5. Method for producing plants with an increased degree of phosphorylation in starch in a plant, comprising:

a) selecting a plant obtained from an introgression of the GWD allele C and/or H in the genome of a starch producing plant by selecting for a plant wherein allele A of GWD is not present and/or selecting for a plant wherein multiple GWD alleles are present selected from the group consisting of C and H, wherein said method optionally comprises a marker assisted selection step; and

b) growing said plant selected in step a)

6. A method for selecting a plant or part thereof, including a seed and tuber, said method comprising: a) testing a plant or part thereof for the absence of at least one marker that is indicative for allele A of GWD, and/or testing a plant or part thereof for the presence of at least one marker that is indicative for at least one of GWD alleles selected from the group C, and H; and b) selecting said plant or part thereof based on the information derived from said testing.

7. The method according to any one of claims 1 to 6, wherein the presence of said marker is determined at DNA level, preferably wherein said marker is selected from the group consisting of the single nucleotide polymorphisms (SNP) as indicated in Table 1.

8. The method according to any one of claims 1 to 7, wherein said plant is tetraploid, preferably wherein said plant is a potato plant, more preferably wherein said potato plant is a S. tuberosum Group Tuberosum cultivar.
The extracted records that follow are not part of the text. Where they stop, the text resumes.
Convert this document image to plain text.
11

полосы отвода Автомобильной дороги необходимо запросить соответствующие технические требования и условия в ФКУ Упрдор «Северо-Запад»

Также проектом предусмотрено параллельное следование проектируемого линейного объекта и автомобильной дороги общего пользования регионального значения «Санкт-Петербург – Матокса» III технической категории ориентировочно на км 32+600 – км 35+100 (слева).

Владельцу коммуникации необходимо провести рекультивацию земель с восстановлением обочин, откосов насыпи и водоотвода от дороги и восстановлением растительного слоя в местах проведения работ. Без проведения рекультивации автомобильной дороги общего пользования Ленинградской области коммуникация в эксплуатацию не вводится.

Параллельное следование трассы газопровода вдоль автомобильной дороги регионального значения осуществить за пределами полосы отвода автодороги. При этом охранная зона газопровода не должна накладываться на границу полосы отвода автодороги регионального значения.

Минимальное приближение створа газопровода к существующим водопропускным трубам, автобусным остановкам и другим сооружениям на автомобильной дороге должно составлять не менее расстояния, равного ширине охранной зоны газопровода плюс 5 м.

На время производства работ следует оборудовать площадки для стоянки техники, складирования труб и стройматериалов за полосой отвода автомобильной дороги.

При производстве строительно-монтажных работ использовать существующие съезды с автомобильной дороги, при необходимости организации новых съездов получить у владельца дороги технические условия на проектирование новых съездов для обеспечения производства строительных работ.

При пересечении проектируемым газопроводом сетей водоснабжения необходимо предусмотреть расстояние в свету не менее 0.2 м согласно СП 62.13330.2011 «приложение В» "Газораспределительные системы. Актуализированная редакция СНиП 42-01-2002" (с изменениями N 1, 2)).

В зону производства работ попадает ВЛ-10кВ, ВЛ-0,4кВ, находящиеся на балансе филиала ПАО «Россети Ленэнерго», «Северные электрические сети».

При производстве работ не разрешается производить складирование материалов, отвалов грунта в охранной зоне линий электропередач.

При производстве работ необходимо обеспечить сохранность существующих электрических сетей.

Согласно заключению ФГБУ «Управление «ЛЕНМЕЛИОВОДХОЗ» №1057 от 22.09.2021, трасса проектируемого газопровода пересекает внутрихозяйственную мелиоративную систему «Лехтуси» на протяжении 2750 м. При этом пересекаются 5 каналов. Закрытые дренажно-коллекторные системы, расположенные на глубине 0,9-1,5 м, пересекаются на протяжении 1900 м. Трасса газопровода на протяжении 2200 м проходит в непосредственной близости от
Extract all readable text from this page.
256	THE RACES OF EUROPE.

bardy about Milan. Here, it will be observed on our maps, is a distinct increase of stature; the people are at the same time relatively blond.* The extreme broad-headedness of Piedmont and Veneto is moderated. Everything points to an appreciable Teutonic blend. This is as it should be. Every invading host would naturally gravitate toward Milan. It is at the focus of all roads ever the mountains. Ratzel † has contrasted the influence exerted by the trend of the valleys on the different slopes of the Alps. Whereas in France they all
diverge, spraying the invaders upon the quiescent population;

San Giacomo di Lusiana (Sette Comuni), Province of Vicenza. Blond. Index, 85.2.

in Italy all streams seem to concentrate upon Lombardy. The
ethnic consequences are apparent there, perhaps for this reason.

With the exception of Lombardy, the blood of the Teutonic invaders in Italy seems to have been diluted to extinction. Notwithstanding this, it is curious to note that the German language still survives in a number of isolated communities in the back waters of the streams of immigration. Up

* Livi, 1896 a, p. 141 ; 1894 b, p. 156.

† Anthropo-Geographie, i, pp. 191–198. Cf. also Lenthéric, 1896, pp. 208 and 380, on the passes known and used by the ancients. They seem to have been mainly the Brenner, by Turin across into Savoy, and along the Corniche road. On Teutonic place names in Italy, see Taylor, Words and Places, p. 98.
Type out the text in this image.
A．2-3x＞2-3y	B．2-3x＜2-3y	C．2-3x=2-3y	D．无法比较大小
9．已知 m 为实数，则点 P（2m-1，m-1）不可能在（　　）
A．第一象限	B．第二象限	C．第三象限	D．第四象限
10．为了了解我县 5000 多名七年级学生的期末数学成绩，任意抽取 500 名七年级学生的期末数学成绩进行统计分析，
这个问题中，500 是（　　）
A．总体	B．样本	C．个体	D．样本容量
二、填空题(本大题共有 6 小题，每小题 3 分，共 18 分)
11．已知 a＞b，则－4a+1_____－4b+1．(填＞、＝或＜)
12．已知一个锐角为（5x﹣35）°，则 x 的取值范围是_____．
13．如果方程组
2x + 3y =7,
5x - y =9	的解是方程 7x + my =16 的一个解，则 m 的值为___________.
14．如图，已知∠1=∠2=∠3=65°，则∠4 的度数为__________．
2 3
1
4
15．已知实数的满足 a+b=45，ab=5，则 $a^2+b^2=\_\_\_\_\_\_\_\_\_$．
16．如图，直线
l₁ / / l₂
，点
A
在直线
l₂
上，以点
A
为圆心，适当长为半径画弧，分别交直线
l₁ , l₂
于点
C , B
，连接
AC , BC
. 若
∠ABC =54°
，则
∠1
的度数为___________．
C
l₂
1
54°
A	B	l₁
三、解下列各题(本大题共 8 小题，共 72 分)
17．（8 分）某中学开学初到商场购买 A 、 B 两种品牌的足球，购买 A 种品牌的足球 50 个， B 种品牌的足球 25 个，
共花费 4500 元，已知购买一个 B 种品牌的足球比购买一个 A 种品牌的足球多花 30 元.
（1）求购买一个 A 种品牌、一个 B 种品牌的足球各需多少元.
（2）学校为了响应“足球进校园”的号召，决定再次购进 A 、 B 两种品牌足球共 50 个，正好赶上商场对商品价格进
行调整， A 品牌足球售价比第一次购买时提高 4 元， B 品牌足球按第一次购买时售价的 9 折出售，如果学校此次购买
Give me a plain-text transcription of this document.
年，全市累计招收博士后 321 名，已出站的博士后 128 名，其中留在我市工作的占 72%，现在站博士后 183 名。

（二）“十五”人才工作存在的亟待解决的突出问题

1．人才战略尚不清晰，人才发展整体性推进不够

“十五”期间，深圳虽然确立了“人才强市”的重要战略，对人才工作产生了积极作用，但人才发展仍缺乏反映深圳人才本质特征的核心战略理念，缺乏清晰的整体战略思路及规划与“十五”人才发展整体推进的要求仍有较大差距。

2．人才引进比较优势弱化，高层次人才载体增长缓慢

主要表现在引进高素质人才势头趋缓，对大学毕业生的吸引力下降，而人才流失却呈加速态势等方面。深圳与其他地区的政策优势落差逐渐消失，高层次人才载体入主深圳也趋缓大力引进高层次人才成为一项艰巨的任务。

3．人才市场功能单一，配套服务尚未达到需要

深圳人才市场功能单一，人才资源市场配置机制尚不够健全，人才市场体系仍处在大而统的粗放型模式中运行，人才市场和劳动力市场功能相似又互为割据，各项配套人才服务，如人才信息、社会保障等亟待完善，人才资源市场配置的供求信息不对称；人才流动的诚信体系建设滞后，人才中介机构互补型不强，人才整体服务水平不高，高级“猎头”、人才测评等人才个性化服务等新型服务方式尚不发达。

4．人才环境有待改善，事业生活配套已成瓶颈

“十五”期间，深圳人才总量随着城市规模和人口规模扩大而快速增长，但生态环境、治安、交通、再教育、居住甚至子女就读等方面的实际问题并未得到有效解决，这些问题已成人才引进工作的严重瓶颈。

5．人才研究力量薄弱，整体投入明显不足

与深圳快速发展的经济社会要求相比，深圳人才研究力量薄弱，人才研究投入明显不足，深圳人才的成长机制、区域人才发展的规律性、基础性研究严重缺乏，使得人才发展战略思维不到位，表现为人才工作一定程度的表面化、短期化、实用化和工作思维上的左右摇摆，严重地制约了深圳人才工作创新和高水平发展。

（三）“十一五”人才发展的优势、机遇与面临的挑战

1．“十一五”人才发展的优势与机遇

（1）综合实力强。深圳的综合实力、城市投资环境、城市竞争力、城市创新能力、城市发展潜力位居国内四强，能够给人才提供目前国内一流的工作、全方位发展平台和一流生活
9. A method for obtaining a transgenic plant with a higher degree of phosphorylation in starch than the corresponding wild-type plant, comprising introducing a GWD gene, more preferably a GWD gene comprising one or more of the alleles C and/or H of GWD into said plant, preferably wherein an allele C or H of GWD is introduced by site-directed mutagenesis, preferably by homologous recombination, more preferably by homologous recombination with an allele A of GWD.

10. Use of a marker for selecting a plant or part thereof, including a seed and tuber, with a genotype wherein the allele A of GWD is absent or wherein at least one of the alleles C and H of GWD are present, wherein said marker is a SNP selected from the SNPs listed in Table 1 , or a marker in linkage disequilibrium therewith.

11. Use of a method according to claim 6 for marker-assisted breeding of a plant.

12. The use according to any one of claims 10 and 11, wherein said plant is tetraploid, preferably wherein said plant is a potato plant, more preferably wherein said potato plant is a S. tuberosum Group Tuberosum cultivar.